U.S. Intelligence Faces New Challenges During World War I
By 1914, the United States'
ability to collect foreign intelligence had shrunk drastically because of
budget cuts and reorganizations in the government. The State Department began
small-scale collection against the Central Powers in 1916, but it was not until
the United States declared
war on Germany
in 1917 that Army and Navy intelligence finally received more money and
personnel. By then, it was too late to increase their intelligence output to
aid the cause significantly.
The most
significant advance for U.S.
intelligence during the war was the establishment of a permanent communications
intelligence agency in the Army — the forerunner of the National Security
Agency. Meanwhile, the Secret Service and military counterintelligence
aggressively thwarted numerous German covert actions inside the United States, including
psychological warfare, political and economic operations, and dozens of acts of
sabotage against British-owned firms and factories supplying munitions to
Britain and Russia.
The Justice
Department's Bureau of Investigation (forerunner of the FBI) took on a
counterintelligence role in 1916, and Congress passed the first federal
espionage law in 1917.
Breaking Codes and Busting Foreign Agents
Despite U.S.
Secretary of State Henry Stimson's oft-quoted comment that "gentlemen do
not read each other's mail," by 1941, the United States had built a
world-class signals intelligence capability.
Between the
wars, American intelligence officers concentrated on codebreaking and
counterintelligence operations against Germany
and Japan.
The "Black Chamber" under Herbert Yardley, the Army's Signals
Intelligence Service under William Friedman, and Navy cryptanalysts cracked Tokyo's diplomatic
encryption systems.
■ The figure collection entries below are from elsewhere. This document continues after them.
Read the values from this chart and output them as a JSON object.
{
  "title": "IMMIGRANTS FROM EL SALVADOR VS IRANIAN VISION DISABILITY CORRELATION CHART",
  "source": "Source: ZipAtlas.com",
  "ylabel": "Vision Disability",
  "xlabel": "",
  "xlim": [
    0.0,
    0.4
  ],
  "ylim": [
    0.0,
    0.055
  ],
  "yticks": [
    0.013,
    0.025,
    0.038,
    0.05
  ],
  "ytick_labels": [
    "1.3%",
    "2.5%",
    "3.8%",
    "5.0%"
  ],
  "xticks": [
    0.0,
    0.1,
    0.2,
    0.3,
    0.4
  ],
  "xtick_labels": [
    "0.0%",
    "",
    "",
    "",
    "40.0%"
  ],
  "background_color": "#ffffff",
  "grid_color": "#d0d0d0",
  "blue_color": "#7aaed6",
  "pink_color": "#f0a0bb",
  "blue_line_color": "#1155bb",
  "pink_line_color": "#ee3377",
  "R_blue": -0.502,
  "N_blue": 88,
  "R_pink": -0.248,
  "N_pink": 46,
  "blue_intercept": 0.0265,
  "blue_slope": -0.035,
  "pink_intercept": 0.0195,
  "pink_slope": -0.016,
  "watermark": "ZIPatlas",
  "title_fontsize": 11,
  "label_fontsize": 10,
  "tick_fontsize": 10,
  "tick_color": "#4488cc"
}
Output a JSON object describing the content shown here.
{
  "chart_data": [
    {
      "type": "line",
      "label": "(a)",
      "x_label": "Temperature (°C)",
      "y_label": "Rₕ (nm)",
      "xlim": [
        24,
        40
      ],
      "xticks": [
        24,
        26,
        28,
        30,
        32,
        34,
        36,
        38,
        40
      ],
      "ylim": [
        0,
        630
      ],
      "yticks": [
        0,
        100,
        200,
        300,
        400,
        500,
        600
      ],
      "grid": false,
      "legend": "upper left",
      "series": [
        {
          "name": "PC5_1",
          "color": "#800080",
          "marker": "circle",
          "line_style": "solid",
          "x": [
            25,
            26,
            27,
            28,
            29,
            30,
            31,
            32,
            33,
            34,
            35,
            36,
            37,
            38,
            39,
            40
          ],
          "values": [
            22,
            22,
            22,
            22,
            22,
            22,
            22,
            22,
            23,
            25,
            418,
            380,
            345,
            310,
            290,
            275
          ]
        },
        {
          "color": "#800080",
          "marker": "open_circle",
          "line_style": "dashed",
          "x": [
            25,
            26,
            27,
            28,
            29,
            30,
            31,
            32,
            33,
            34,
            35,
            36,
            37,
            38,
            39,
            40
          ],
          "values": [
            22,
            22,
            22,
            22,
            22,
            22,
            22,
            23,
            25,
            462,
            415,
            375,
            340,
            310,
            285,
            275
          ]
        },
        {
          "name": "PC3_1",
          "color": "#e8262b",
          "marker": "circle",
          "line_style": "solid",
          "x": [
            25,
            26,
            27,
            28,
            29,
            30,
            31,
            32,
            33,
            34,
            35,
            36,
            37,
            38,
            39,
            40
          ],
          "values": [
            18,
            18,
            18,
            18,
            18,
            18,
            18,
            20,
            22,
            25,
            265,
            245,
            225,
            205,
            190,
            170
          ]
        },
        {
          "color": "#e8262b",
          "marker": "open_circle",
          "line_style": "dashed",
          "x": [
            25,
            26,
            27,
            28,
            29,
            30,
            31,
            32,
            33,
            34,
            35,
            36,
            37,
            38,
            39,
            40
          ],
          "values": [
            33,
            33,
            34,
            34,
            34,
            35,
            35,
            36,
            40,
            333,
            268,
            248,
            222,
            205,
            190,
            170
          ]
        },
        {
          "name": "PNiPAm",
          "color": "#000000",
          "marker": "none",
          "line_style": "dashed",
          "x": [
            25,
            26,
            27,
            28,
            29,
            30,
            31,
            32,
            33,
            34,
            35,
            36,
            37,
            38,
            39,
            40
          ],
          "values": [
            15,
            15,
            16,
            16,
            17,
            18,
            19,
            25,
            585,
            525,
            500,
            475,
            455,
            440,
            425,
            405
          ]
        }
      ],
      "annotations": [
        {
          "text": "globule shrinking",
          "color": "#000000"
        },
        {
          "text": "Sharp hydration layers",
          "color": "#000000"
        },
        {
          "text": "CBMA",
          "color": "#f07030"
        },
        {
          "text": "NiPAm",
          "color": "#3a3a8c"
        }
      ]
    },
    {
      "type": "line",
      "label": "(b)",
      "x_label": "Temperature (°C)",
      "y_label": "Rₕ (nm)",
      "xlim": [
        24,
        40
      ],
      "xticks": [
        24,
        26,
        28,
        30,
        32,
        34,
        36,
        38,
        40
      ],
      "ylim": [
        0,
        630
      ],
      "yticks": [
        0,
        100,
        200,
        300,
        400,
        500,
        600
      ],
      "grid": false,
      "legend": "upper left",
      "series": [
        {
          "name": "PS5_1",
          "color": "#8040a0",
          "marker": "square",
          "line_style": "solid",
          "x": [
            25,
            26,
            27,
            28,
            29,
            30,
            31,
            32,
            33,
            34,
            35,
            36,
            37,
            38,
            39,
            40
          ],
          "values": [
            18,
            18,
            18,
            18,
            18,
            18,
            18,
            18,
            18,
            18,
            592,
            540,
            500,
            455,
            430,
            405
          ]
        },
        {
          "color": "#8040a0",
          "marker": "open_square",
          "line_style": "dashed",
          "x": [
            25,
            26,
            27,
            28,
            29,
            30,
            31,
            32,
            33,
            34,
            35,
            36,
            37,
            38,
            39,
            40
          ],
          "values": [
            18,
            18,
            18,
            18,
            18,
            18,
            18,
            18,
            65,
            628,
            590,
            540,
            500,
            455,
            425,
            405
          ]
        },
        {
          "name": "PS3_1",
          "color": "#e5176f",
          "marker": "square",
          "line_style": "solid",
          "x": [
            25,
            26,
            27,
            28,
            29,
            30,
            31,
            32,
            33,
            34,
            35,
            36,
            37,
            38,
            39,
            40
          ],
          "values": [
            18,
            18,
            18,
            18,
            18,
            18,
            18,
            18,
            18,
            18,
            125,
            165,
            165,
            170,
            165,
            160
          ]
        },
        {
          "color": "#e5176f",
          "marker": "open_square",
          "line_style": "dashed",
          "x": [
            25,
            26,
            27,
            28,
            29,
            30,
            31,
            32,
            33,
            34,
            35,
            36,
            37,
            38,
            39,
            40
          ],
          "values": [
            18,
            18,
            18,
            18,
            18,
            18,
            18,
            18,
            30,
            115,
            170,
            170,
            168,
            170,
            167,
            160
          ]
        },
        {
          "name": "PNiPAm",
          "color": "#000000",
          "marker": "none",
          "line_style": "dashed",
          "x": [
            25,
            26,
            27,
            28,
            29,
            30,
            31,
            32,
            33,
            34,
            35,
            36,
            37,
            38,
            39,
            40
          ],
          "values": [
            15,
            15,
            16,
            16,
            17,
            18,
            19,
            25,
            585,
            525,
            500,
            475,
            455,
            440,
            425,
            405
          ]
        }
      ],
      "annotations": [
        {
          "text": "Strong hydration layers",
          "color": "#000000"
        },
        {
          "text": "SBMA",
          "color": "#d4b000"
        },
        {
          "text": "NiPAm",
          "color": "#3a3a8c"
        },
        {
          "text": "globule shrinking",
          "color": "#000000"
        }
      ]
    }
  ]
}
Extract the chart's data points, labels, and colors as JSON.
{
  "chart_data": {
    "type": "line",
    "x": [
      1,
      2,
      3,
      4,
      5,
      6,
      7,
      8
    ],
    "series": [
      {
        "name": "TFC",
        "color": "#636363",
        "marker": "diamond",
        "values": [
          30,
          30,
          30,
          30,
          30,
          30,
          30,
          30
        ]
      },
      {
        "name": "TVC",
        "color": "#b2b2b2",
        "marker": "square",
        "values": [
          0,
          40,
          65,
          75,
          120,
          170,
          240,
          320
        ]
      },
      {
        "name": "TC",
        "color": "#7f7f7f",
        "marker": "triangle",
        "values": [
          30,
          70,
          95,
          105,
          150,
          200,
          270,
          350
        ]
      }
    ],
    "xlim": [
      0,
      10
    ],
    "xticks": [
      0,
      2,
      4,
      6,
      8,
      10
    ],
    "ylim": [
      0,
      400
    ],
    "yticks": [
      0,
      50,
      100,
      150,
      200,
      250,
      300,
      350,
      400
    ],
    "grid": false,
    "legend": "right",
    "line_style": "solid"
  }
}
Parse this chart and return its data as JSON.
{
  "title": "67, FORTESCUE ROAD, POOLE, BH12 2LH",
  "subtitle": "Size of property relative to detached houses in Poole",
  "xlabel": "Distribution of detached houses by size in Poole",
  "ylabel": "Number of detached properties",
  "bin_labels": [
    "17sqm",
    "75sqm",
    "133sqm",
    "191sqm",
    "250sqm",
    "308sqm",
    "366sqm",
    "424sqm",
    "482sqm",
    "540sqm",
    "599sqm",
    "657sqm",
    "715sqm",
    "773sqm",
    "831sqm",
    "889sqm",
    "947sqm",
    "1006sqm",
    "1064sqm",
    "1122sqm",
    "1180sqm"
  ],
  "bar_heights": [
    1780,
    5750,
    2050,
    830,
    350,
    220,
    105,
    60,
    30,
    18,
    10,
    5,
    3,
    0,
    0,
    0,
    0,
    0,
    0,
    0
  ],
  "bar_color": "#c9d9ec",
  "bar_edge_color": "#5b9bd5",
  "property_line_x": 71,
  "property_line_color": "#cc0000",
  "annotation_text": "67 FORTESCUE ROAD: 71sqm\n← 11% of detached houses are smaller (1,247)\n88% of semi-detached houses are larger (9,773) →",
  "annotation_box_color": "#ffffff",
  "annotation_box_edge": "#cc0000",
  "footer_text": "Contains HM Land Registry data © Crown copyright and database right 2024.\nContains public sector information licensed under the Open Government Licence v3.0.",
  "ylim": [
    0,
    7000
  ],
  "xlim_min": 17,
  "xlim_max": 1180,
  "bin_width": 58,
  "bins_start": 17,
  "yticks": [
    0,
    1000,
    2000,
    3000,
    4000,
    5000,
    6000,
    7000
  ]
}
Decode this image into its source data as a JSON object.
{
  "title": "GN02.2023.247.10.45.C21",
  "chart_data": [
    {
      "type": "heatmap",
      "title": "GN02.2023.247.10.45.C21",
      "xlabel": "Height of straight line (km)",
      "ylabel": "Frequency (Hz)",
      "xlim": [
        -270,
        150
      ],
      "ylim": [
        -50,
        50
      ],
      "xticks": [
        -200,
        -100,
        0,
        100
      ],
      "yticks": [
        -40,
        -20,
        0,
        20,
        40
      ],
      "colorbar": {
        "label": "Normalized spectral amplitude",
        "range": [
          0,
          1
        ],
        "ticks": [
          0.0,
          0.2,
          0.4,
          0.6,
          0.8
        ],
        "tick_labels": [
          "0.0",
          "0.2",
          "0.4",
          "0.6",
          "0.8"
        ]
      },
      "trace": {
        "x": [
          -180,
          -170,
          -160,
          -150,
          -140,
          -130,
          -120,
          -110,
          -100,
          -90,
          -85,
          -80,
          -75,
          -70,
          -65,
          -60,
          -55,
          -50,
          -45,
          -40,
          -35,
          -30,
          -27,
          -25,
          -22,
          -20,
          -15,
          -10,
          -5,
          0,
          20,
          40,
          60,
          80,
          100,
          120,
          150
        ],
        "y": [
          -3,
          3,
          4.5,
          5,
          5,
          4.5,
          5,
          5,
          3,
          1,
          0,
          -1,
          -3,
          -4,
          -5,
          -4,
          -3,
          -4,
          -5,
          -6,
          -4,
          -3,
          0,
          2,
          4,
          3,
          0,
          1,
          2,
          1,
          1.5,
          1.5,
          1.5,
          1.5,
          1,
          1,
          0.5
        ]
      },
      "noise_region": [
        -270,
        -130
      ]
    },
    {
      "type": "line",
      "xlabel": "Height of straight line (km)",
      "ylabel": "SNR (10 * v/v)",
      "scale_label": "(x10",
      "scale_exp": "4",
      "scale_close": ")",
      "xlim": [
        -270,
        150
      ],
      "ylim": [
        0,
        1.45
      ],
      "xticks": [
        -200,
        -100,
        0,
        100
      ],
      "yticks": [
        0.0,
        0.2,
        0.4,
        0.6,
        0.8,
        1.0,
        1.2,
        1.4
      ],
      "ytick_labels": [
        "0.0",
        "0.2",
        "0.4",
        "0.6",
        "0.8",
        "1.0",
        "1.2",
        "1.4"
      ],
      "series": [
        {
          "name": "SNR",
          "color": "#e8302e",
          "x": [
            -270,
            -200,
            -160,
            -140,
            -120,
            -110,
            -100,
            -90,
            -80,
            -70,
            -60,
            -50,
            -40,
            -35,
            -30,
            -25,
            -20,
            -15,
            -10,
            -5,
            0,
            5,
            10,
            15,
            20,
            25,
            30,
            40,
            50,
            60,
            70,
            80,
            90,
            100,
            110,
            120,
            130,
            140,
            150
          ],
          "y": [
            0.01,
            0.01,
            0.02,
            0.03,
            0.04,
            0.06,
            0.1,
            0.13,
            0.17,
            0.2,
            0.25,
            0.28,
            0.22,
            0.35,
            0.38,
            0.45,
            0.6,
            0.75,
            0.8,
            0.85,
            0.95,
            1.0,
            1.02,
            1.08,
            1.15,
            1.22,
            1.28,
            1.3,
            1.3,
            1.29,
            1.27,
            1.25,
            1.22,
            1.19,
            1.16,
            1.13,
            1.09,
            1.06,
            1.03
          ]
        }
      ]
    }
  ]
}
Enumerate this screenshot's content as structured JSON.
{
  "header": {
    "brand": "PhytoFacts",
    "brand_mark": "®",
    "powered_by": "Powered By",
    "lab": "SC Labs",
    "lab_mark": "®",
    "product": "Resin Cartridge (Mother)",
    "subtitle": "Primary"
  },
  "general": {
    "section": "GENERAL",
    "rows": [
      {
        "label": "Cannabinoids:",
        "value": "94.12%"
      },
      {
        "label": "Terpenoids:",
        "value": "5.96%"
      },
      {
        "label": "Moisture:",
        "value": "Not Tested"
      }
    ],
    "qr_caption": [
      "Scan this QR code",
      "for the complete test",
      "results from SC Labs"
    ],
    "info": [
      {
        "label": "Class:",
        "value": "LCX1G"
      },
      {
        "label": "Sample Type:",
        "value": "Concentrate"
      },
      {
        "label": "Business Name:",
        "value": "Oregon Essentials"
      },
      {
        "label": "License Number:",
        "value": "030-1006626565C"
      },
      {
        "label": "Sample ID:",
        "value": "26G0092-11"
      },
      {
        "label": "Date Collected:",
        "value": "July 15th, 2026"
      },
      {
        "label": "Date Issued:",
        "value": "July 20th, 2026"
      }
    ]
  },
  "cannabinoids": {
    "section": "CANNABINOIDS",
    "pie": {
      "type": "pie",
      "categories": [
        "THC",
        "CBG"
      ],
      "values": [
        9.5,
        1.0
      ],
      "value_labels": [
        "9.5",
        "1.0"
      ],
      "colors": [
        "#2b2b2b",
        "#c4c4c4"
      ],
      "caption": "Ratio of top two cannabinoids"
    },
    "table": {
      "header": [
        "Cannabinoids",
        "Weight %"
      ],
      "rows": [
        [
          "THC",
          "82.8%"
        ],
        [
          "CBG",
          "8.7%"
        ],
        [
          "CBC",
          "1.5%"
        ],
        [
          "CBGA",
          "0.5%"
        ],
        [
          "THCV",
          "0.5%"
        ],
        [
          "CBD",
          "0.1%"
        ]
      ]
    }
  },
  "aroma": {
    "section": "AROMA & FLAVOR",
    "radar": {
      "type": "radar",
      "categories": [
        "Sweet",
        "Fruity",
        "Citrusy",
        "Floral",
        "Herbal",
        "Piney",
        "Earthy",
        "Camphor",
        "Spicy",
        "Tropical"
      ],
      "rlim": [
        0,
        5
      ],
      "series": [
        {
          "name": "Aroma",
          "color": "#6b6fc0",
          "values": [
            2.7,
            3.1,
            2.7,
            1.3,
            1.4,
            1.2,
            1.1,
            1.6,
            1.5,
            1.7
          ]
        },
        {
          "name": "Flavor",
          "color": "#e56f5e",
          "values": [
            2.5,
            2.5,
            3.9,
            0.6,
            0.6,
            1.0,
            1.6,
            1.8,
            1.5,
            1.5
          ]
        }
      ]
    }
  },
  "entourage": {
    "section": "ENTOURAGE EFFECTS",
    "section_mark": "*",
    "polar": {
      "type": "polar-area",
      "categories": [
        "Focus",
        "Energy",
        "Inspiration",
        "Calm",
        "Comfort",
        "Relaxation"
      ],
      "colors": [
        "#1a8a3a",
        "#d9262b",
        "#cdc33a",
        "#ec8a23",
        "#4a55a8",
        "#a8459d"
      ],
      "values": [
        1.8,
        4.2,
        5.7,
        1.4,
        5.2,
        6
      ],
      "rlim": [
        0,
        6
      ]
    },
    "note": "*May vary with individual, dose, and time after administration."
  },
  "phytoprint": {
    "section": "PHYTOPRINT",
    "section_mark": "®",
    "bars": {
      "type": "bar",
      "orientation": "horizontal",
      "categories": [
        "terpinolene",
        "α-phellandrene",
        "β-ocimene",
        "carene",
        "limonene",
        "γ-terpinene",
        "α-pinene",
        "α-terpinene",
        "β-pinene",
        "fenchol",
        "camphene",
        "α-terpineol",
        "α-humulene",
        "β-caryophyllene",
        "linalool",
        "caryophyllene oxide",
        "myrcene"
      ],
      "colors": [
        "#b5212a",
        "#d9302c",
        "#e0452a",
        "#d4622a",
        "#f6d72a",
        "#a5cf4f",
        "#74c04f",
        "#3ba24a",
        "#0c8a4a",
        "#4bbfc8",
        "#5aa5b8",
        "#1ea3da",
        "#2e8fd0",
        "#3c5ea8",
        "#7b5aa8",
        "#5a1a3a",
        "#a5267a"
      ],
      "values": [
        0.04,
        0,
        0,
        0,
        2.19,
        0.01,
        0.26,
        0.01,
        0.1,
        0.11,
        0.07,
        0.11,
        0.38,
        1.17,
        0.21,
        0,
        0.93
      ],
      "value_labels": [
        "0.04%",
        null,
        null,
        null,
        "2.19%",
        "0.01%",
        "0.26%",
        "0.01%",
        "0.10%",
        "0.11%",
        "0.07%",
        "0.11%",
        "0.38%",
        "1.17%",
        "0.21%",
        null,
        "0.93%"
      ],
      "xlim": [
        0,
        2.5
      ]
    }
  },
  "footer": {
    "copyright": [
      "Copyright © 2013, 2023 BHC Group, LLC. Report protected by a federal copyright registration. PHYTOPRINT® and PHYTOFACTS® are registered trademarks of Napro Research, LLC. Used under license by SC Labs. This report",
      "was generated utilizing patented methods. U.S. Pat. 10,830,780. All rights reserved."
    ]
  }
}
Working backward from intercepts, Friedman's team figured
out what kind of cipher device the Japanese used — the "Purple"
machine.
During the
1930s and early 1940s, the FBI launched an extremely effective
counterintelligence attack on German and Japanese espionage and sabotage
operations in the Western Hemisphere. U.S. operatives
infiltrated many networks and arrested dozens of agents. The FBI had less
success against Soviet efforts to penetrate U.S. government and economic
institutions.
FDR Creates OSS
As America's
entry into World War II seemed to draw closer in 1941, President Franklin
Roosevelt created the country's first peacetime, civilian intelligence agency —
the Office of the Coordinator of Information.
Soon after,
however, the United States
suffered its most costly intelligence disaster up to then when the Japanese
bombed Pearl Harbor on December 7, 1941. That
failure — a result of analytical misconceptions, collection gaps, bureaucratic
confusion, and careful Japanese denial and deception measures — led to the
establishment of a larger and more diversified intelligence agency in 1942: the
Office of Strategic Services. The OSS
is the forerunner of today’s Central Intelligence Agency.